Perhaps you’ve lost the outreach opportunity to the family historian with the growing dominance of Ancestry. But there are new audiences out there; children, teenagers, and young people for whom there is a resurgent interest in the past. Is it the 1916 factor? The public has an insatiable demand for history at present. Giving teachers, learners, senior citizens, and occasional users a helping hand in our libraries is crucial for libraries. With community impact highlighted through funding agencies such as the Wellcome Trust it is smart to think about outreach to these new audiences.

Picture courtesy of Elaine Harrington

How do we ‘do’ Outreach?

Doing outreach is hard when there are physical barriers in the way of your collections. The very thing you want to show off is under lock and key, so consider your audiences as if they were going to be guests in your home. Send them an invitation, make the environment welcoming, provide a hot or cold drink, give them Wi-Fi and access to the bathrooms. They are your guests!

Run a lunchtime lecture, don’t be afraid that only 5 people will turn up, they WILL tell their friends, and you will get more people the next time. Consider carefully where you host your event, the hard to access parts of your campus or building or town might provide mystery and intrigue to your audiences and they might be thrilled to be there. Do good signage, promise them coffee and they will come. Plan your event carefully and you will naturally find the collaborators you need.

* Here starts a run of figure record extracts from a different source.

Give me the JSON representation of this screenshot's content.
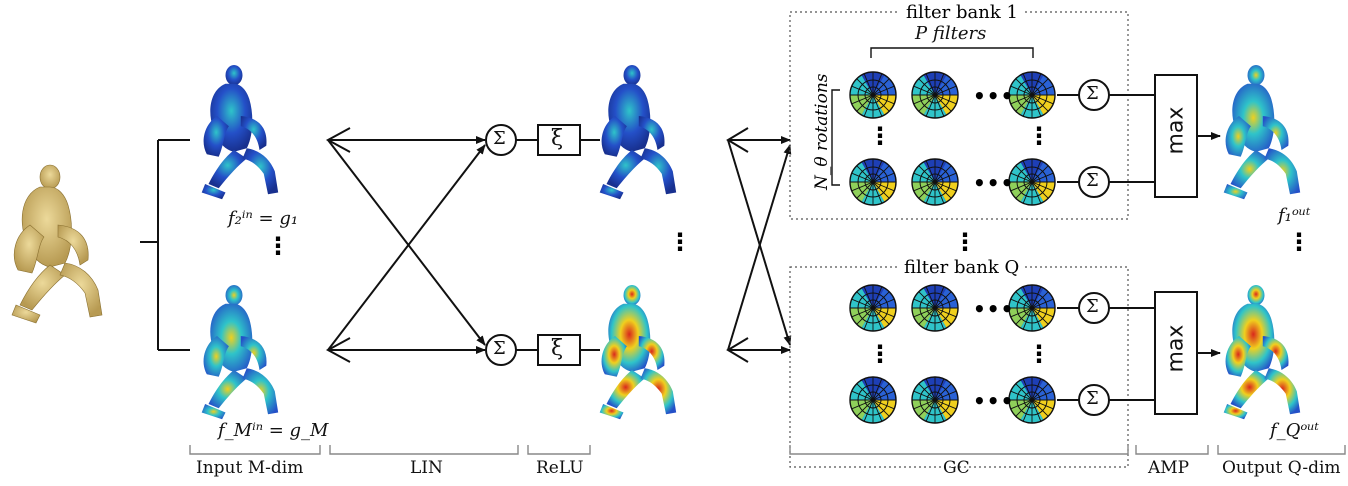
{
  "labels": {
    "input": "Input M-dim",
    "lin": "LIN",
    "relu": "ReLU",
    "gc": "GC",
    "amp": "AMP",
    "output": "Output Q-dim",
    "f2": "f₂ⁱⁿ = g₁",
    "fM": "f_Mⁱⁿ = g_M",
    "f1out": "f₁ᵒᵘᵗ",
    "fQout": "f_Qᵒᵘᵗ",
    "filter_bank_1": "filter bank 1",
    "filter_bank_q": "filter bank Q",
    "p_filters": "P filters",
    "rotations": "N_θ rotations",
    "sum_symbol": "Σ",
    "relu_symbol": "ξ",
    "max_label": "max",
    "ellipsis_h": "•••",
    "ellipsis_v": "⋮"
  },
  "colors": {
    "body_tan": "#d8c07a",
    "heat_low": "#1e3fb5",
    "heat_mid": "#2fc4c9",
    "heat_high": "#f0d01e",
    "heat_max": "#d9281d",
    "line": "#111111"
  }
}
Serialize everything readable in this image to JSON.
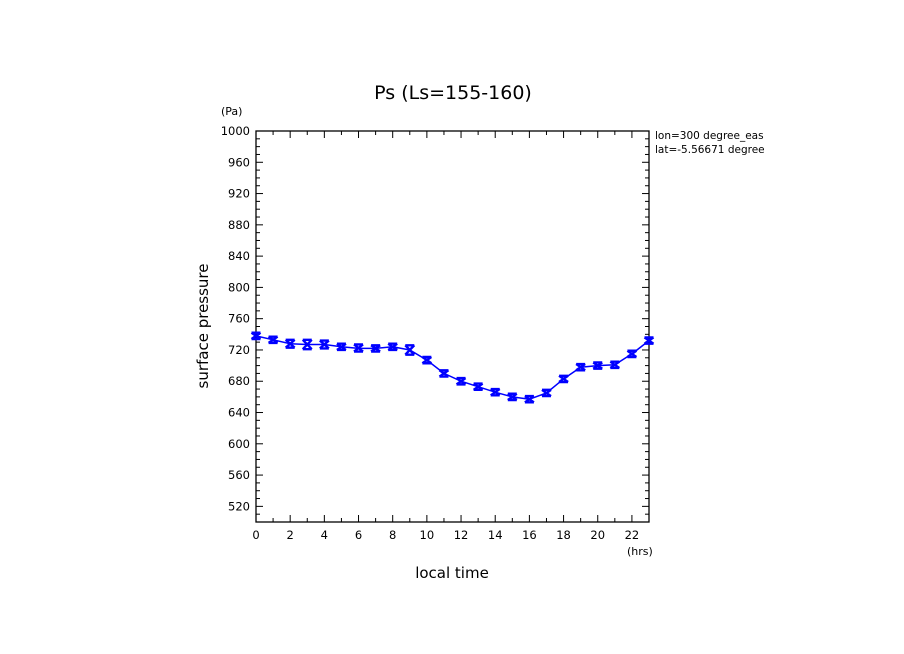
{
  "chart_data": {
    "type": "line",
    "title": "Ps (Ls=155-160)",
    "xlabel": "local time",
    "ylabel": "surface pressure",
    "x_unit": "(hrs)",
    "y_unit": "(Pa)",
    "xlim": [
      0,
      23
    ],
    "ylim": [
      500,
      1000
    ],
    "x_ticks": [
      0,
      2,
      4,
      6,
      8,
      10,
      12,
      14,
      16,
      18,
      20,
      22
    ],
    "y_ticks": [
      520,
      560,
      600,
      640,
      680,
      720,
      760,
      800,
      840,
      880,
      920,
      960,
      1000
    ],
    "grid": false,
    "annotations": [
      "lon=300 degree_eas",
      "lat=-5.56671 degree"
    ],
    "series": [
      {
        "x": [
          0,
          1,
          2,
          3,
          4,
          5,
          6,
          7,
          8,
          9,
          10,
          11,
          12,
          13,
          14,
          15,
          16,
          17,
          18,
          19,
          20,
          21,
          22,
          23
        ],
        "values": [
          738,
          733,
          728,
          727,
          727,
          724,
          722,
          722,
          724,
          720,
          707,
          690,
          680,
          673,
          666,
          660,
          657,
          665,
          683,
          698,
          700,
          701,
          715,
          732
        ],
        "ranges": [
          [
            734,
            742
          ],
          [
            729,
            737
          ],
          [
            723,
            733
          ],
          [
            721,
            733
          ],
          [
            722,
            732
          ],
          [
            720,
            728
          ],
          [
            718,
            727
          ],
          [
            718,
            726
          ],
          [
            720,
            728
          ],
          [
            714,
            726
          ],
          [
            703,
            711
          ],
          [
            686,
            694
          ],
          [
            676,
            684
          ],
          [
            669,
            677
          ],
          [
            662,
            670
          ],
          [
            656,
            664
          ],
          [
            653,
            661
          ],
          [
            661,
            669
          ],
          [
            679,
            687
          ],
          [
            694,
            702
          ],
          [
            696,
            704
          ],
          [
            697,
            705
          ],
          [
            711,
            719
          ],
          [
            728,
            736
          ]
        ],
        "color": "#0000ff"
      }
    ]
  }
}
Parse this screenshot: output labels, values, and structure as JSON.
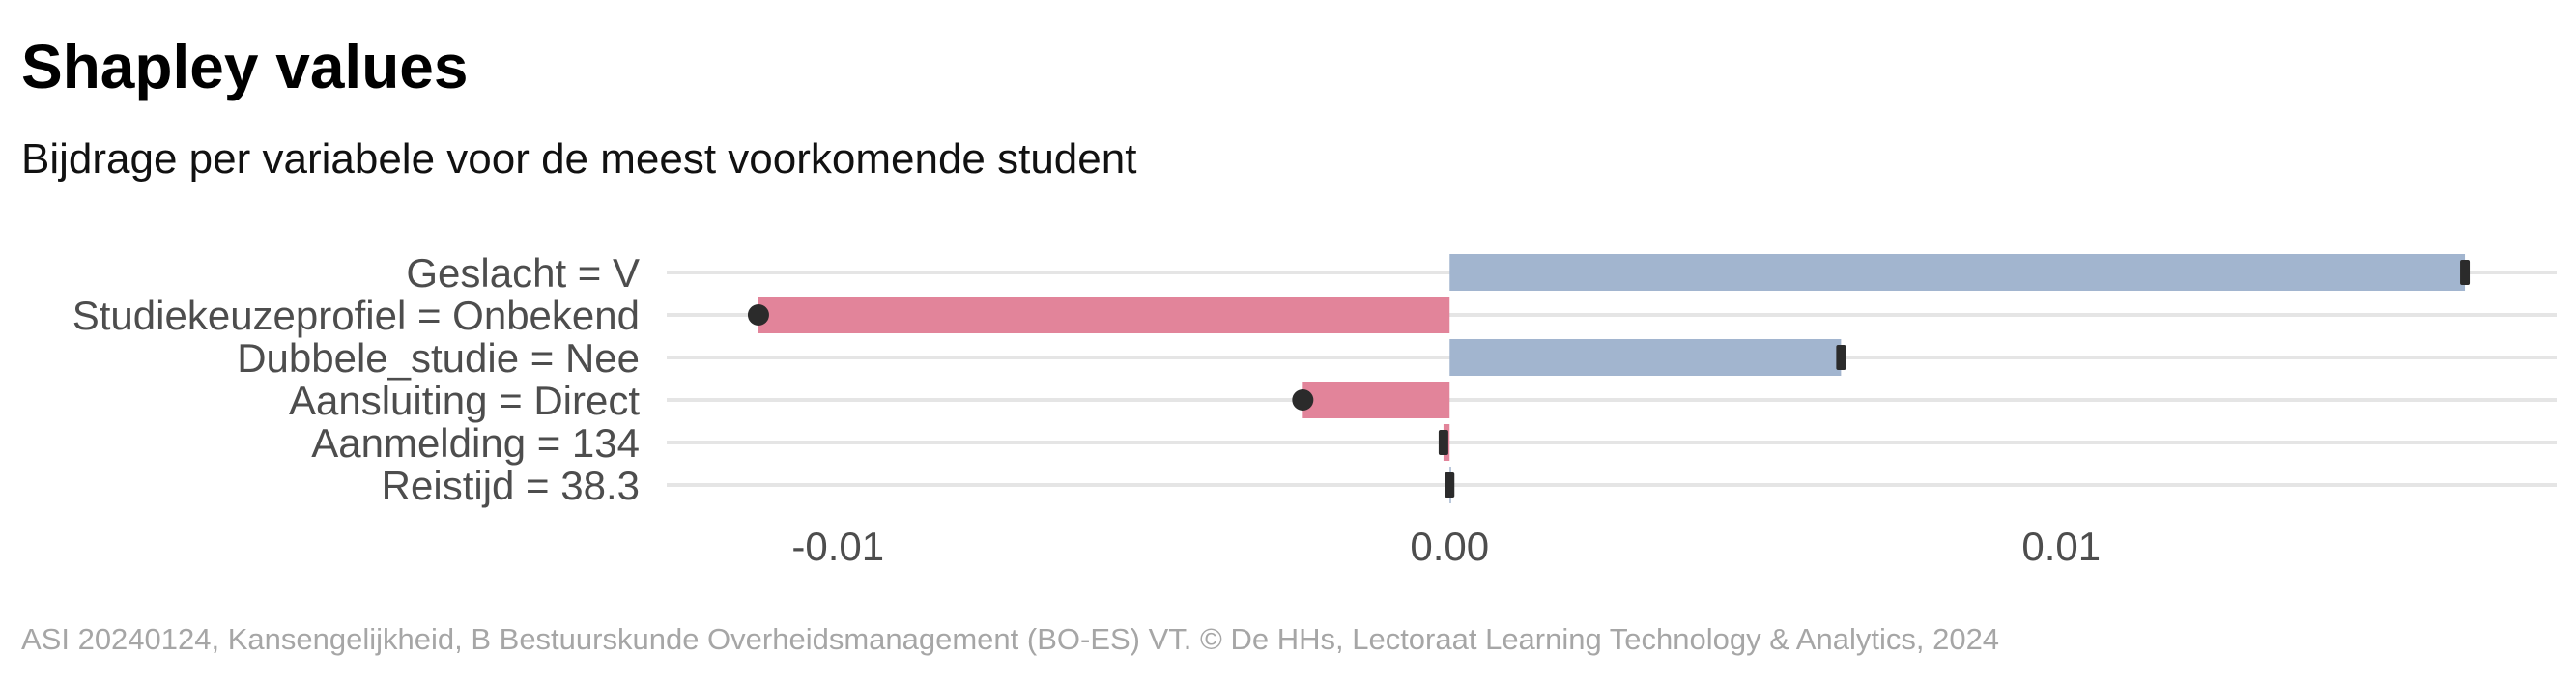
{
  "title": "Shapley values",
  "subtitle": "Bijdrage per variabele voor de meest voorkomende student",
  "caption": "ASI 20240124, Kansengelijkheid, B Bestuurskunde Overheidsmanagement (BO-ES) VT. © De HHs, Lectoraat Learning Technology & Analytics, 2024",
  "colors": {
    "positive": "#a2b5cf",
    "negative": "#e2849a",
    "marker": "#2b2b2b",
    "grid": "#e5e5e5"
  },
  "chart_data": {
    "type": "bar",
    "orientation": "horizontal",
    "title": "Shapley values",
    "subtitle": "Bijdrage per variabele voor de meest voorkomende student",
    "xlabel": "",
    "ylabel": "",
    "xlim": [
      -0.0128,
      0.0181
    ],
    "xticks": [
      -0.01,
      0.0,
      0.01
    ],
    "xtick_labels": [
      "-0.01",
      "0.00",
      "0.01"
    ],
    "grid": "horizontal",
    "categories": [
      "Geslacht = V",
      "Studiekeuzeprofiel = Onbekend",
      "Dubbele_studie = Nee",
      "Aansluiting = Direct",
      "Aanmelding = 134",
      "Reistijd = 38.3"
    ],
    "values": [
      0.0166,
      -0.0113,
      0.0064,
      -0.0024,
      -0.0001,
      0.0
    ]
  }
}
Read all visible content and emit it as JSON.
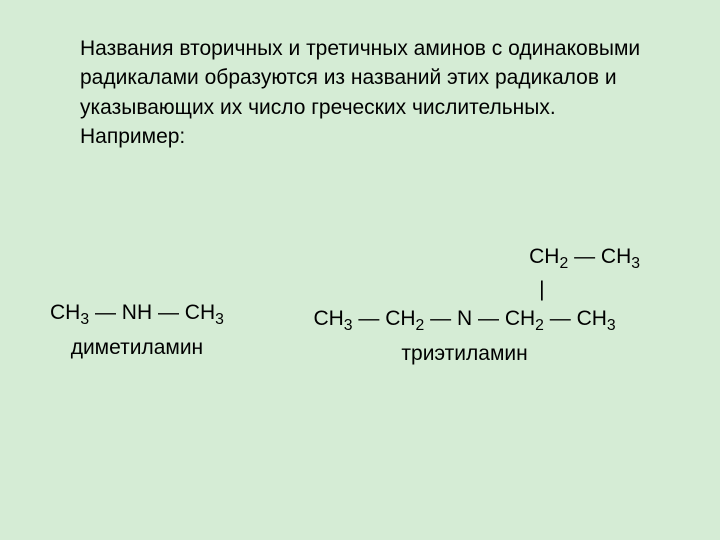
{
  "background_color": "#d5ecd5",
  "text_color": "#000000",
  "fontsize": 21,
  "paragraph": "Названия вторичных и третичных аминов с одинаковыми радикалами образуются из названий этих радикалов и указывающих их число греческих числительных. Например:",
  "left_formula": {
    "structure": "CH₃ ― NH ― CH₃",
    "name": "диметиламин"
  },
  "right_formula": {
    "branch": "CH₂ ― CH₃",
    "bar": "|",
    "main": "CH₃ ― CH₂ ― N ― CH₂ ― CH₃",
    "name": "триэтиламин"
  }
}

If you are in the glorious position of being able to design a seminar space, like the beautiful seminar room in Chester Beatty Library, then ask your audiences what they’d like to see in there. Make it clear what you can offer them, what they are getting when they come. If you are ever in need of advice about Outreach and how to do it well I recommend you tap in to the expertise of the Rare Books Group of the LAI. I am sure that their chairperson David Meehan can steer you in the right direction or you can ‘reach out’ to them through their Twitter account or their webpage.

Keep up the good work everyone at LAI RBG! Go raibh maith agaibh.